PK may be very differently shaped from normal Kolmogorov complexity because you can find primitive recursive functions whose implementation in a primitive recursive programming language is arbitrarily larger than their implementation in a Turing complete programming language.

That said, I’m not sure what if anything this implies about AI.

randomNumber7•7mo ago
Great, now please ask the AI how to calculate it for me.
4ad•7mo ago
> This post is mostly AI generated, of course with significant guidance, feedback, iteration and some edits from me.

I can tell, because it is garbage.

AI's notion of PK is useless because of Blum's speedup theorem. Because the invariance theorem fails in PR (PR is not universal), description-length gaps between PR and Turing complete languages can grow without bound.

Essentially a more expressive formalism can encode an interpreter for the weaker one and then diagonalise over it. Restricting yourself to a total language, you sacrifice potentially unbounded conciseness.

This is a profound difference between TC and non-TC languages, and it manifests even for terminating functions. It's not just that a TC languages can encode non-terminating computations, it's that a TC language can encode terminating functions more efficiently than a non-TC language. A terminating program expressed in a total language must manifest its termination proof in a strict way with finite degrees of freedom, whatever the choice of total language might be. In a TC language it doesn't have this artificial constraint.

In some sense, as program complexity grows (expressed in a total language), more and more of the program is dedicated just to encoding its own termination proof. We can sort of see this a corollary of this experimentally with programs (proofs) written in theorem provers like Coq (which are total). Giant proofs extract to very small programs. We don't see the sort of phenomenon in theorem provers using a Curry-style type system, for example Nuprl, where the underlying lambda calculus is Turing complete. This is experimental evidence that even though most interesting functions might be PR, a PR language might not be the best language to express those functions. And this seems to be the case even without choosing specially-crafted pathological examples.

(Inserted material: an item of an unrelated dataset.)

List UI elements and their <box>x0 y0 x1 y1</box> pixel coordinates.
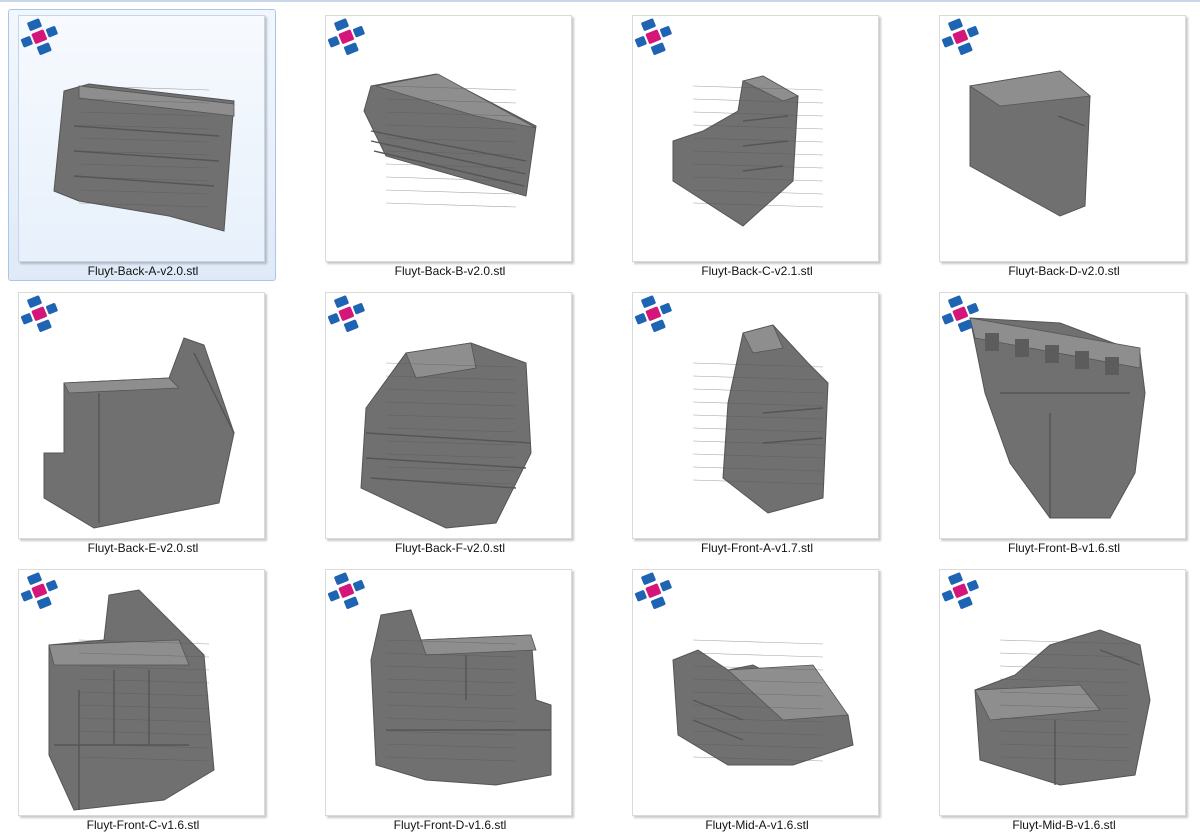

These are subtle issues and I can't fault the author for not knowing about them, but I can fault him for using AI to appear to say something profound when all that was said was woefully naïve.

jhanschoo•7mo ago
Since the author seems to be concerned about tractable inductive inference, and to be honest computability does not give you much, what do you think about the utility of notions like resource-bounded Kolmogorov complexity for that?
catlifeonmars•7mo ago
> The uncomputability of both arises directly from the Halting Problem

This is perhaps pedantic, but this statement is a little misleading. Kolmogorov complexity and the halting problem both describe the same concept in different formulations. One could just as easily say that the halting problem arises directly from Kolmogorov complexity.

scythe•7mo ago
More generally, both are cases of a diagonal argument.
gerdesj•7mo ago
"K and S and are not calculable"

S can't be arsed to define itself. K is a measure of s (an object). What on earth is S? Is it the result of using Solomonoff induction ... on a hypothesis based on K?

Then we suddenly get the science bit:

"Whilst we might one day care about the sort of intelligence that is defined as a full "search over turing machines", for today's real world practical general intelligence, a "search over primitive recursive functions" is likely sufficient."

So, sod the Halting problem, with some sleight of hand (waving) we get AGI tomorrowish or something.

The author seems to forget that "intelligence" might eventually be defined by a "full search over turing machines" and "practical general intelligence" is not a particularly useful system and merely the description for a next token guesser and the like.